With the first gleam of sunrise on this “ninth day,” Ishi came to wake me. It was bitterly cold. She helped me dress, then I gathered together the materials for my work, arranging the big sheets of paper in a pile on my desk and carefully wiping every article in my ink-box with a square of silk. Reverence for learning was so strong in Japan at that time that even the tools we used were considered almost sacred. I was supposed to do everything for myself on this day, but my kind Ishi hovered around me, helping in every way she could without actually doing the work herself. Finally we went to the porch overlooking the garden. The snow was deep everywhere. I remember how the bamboo grove looked with its feathery tops so snow-laden that they were like widespread umbrellas. Once or twice a sharp crack and a great soft fluff of spurting snow against the gray sky told that a trunk had snapped under its too heavy burden. Ishi took me on her back and, pushing her feet into her snow-boots, slowly waded to where I could reach the low branch of a tree, from which I lifted a handful of perfectly pure, untouched snow, just from the sky. This I melted to mix for my penmanship study. I ought to have waded to get the snow myself, but—Ishi did it.
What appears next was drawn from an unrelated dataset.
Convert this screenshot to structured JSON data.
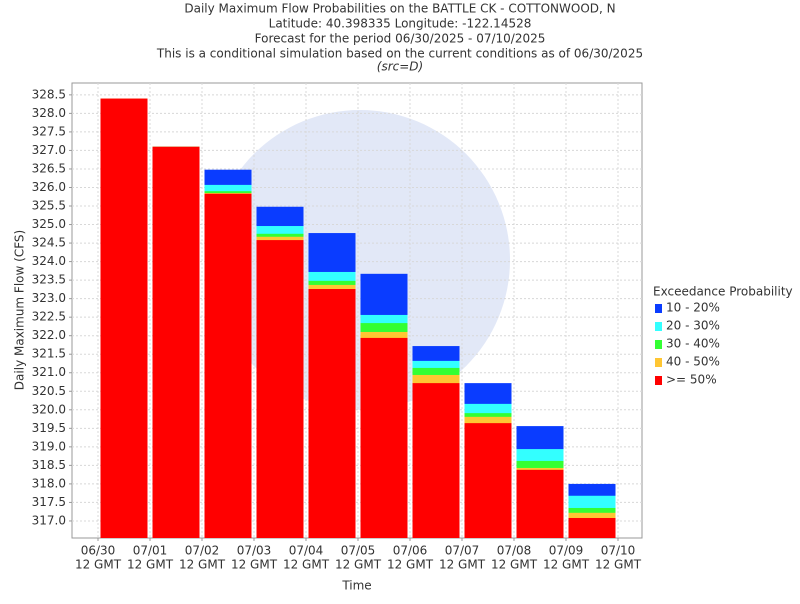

Since the absence of bodily comfort meant inspiration of mind, of course I wrote in a room without a fire. Our architecture is of tropical origin; so the lack of the little brazier of glowing charcoal brought the temperature down to that of outside. Japanese picture-writing is slow and careful work. I froze my fingers that morning without knowing it until I looked back and saw my good nurse softly crying as she watched my purple hand. The training of children, even of my age, was strict in those days, and neither she nor I moved until I had finished my task. Then Ishi wrapped me in a big padded kimono that had been warmed and hurried me into my grandmother’s room. There I found a bowl of warm, sweet rice-gruel made by my grandmother’s own hands. Tucking my chilled knees beneath the soft, padded quilt that covered the sunken firebox I drank the gruel, while Ishi rubbed my stiff hand with snow.
Of course, the necessity of this rigid discipline was never questioned by anyone, but I think that, because I was a delicate child, it sometimes caused my mother uneasiness. Once I came into the room where she and Father were talking.
“Honorable Husband,” she was saying, “I am sometimes so bold as to wonder if Etsu-bo’s studies are not a little severe for a not-too-strong child.”
My father drew me over to his cushion and rested his hand gently on my shoulder.
“We must not forget, Wife,” he replies, “the teaching of a samurai home. The lioness pushes her young over the cliff and watches it climb slowly back from the valley without one sign of pity, though her heart aches for the little creature. So only can it gain strength for its life work.”